Same-store sales, excluding new stores, grew 0.7 per cent in the 14 weeks to October 2. This was higher than analyst expectations and Woolworths’ first rise in same-store sales since 2015.

Chief executive Brad Banducci said:  “We’ve been seeing gradual, consistent improvement in our business since May. There’s no one thing we can look at, we’re just a little bit better every week.”

Woolworths has cut prices by about $1 billion in recent quarters, driving increased store traffic and transaction numbers. But Mr Banducci said Woolworths was shifting its focus from price to fresh products and product range, as recommended by former Aldi executive Paul Foley.

Mr Banducci said it was “hard to get clean read” on Australia’s $90 billion grocery market, which is becoming more competitive as Woolies and No. 2 chain Coles cut prices, and foreign chains Aldi and Costco expand.

“There is some indication of the two-speed economy, it’s very hard for us to be precise given our price investment,” he said.

“In terms of Aldi’s entry into South Australia and Western Australia … they’re having an impact in those economies.
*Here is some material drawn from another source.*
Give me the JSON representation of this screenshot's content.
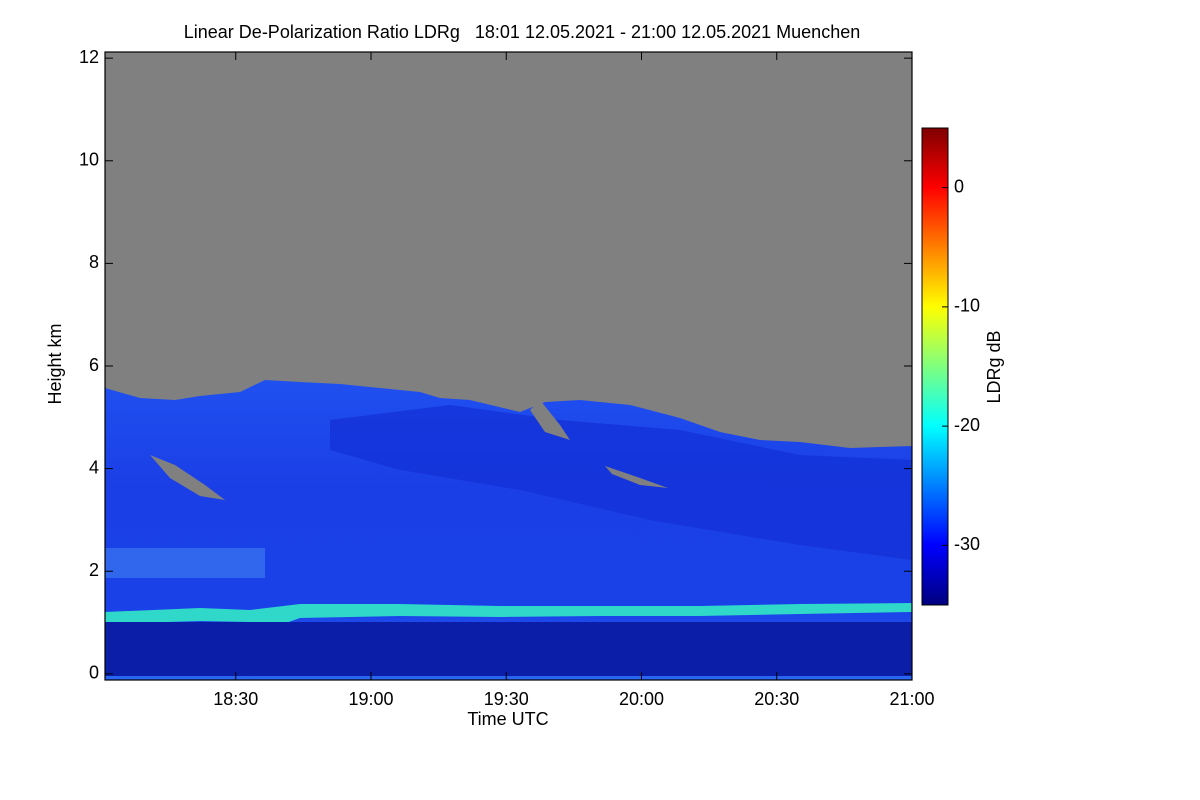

We’ve been impacted but we’ve not been impacted to the extent we had expected or budgeted.”

Rival Wesfarmers was dumped by investors this week after lower-than-expected growth for its Coles supermarkets.

Deutsche Bank analyst Michael Simotas told clients Woolworths’ sales update was “positive … particularly in the context of the Wesfarmers’ release earlier in the week” and contained “no major surprises except for [discount department store] Big W, which was worse than expected”.

“Interestingly, items per basket are still falling with improvement driven by transaction growth,” he said. “Items per basket is probably an easier problem to fix than lack of customers, but a drag nonetheless.”

The last time Woolworths reported, in August, it posted its first loss as a listed company, driven by its disastrous foray into home improvement, Masters, plus troubles in supermarkets and Big W.

Friday’s results also highlighted continued bleeding from Big W, and Woolworths has forecast operating earnings will not rise from last year’s. Same-store sales were down 5.7 per cent year-on-year, due to lower-than-expected clothing sales.

Former fund manager Peter Morgan, who owns some Woolworths stock, cautioned the company’s turnaround would take time. Woolworths has said it will take three to five years.

“You can’t turn big ships around quickly,” Mr Morgan said. “Woolworths has only been down and out for six to 12 months, really.

“It’s still got a competitive environment. I don’t think [rival] Coles is going to lay down. And the bigger issue, longer term, is what happens online in the marketplace.”